Many of the state’s middle and high schools date back to the 1950s and ’60s, when the union school movement swept Vermont. And the most recent wave of school construction was in the late ’80s and ’90s, when the state saw a population boom.

But a recent spate of school construction projects has prompted state officials and lawmakers to return to the subject of capital needs. And of particular concern is which communities are – and which communities aren’t – getting bonds greenlighted at the ballot box.

Two Chittenden County cities – Burlington and Winooski – have recently passed large bonds, and the most expensive project proposed in the state right now is in South Burlington, where the school board is pitching to build a new middle and high school for $209 million. Meanwhile, rural, often poorer districts are putting forward much smaller projects – or getting shot down by voters.

Locally, voters in the Slate Valley Unified Union School District will be asked to approve a nearly $60 million bond to fund a comprehensive facilities upgrade plan, including the construction of a new district middle school on the Fair Haven Union High School campus and upgrades to the existing high school building. The vote will happen at Town Meeting Day, March 3.

“One of the things that’s becoming more and more apparent is that there’s a real equity issue here, in that towns that can afford to pass bond votes and budgets can improve their buildings. And the towns that can’t – their buildings languish,” Epstein said.

When Vermont school districts get voter approval to bond for construction projects, the cost is borne by the state’s education fund, which is fed by property, sales, and meals and rooms taxes.

Just as with teacher salaries and supplies, a district’s debt service is included when the state calculates that community’s per-pupil spending, the key number upon which local property tax rates are determined. (Capital debt, however, is excluded when the state calculates whether communities must pay a tax penalty for being the highest education spenders.)

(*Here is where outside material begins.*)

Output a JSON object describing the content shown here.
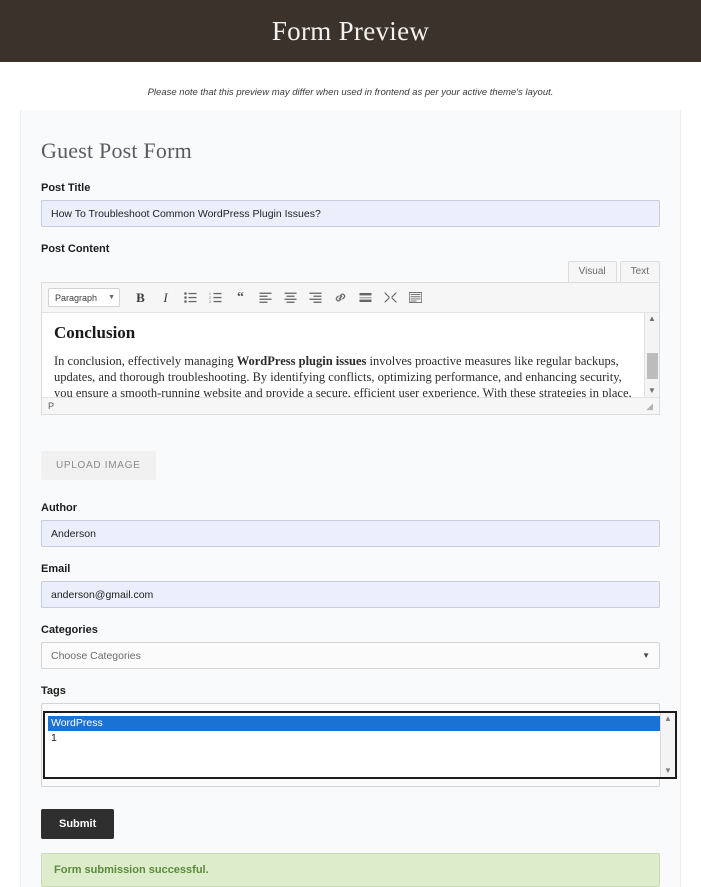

Mark Perrault, an analyst with the Legislature’s Joint Fiscal Office, told lawmakers that means the state – through the education fund – already largely picks up the tab for local bonding projects, despite no longer having a formal school construction aid program.

“The problem is it’s not necessarily going out in a way that you would have it go out if you were taking a more top-down approach and trying to direct the money where it’s mostly needed,” he said.

House Education ranking member Rep. Peter Conlon, D-Cornwall, said that Vermont already had, in effect, a system to pay for school construction “that is equitable in the sense that needier towns get a little more assistance through the ed fund than wealthier towns.”

“What we don’t have is an equitable way to make the decision as to who gets what. It’s almost like the financial system’s in place. The decision-making system is not,” he said.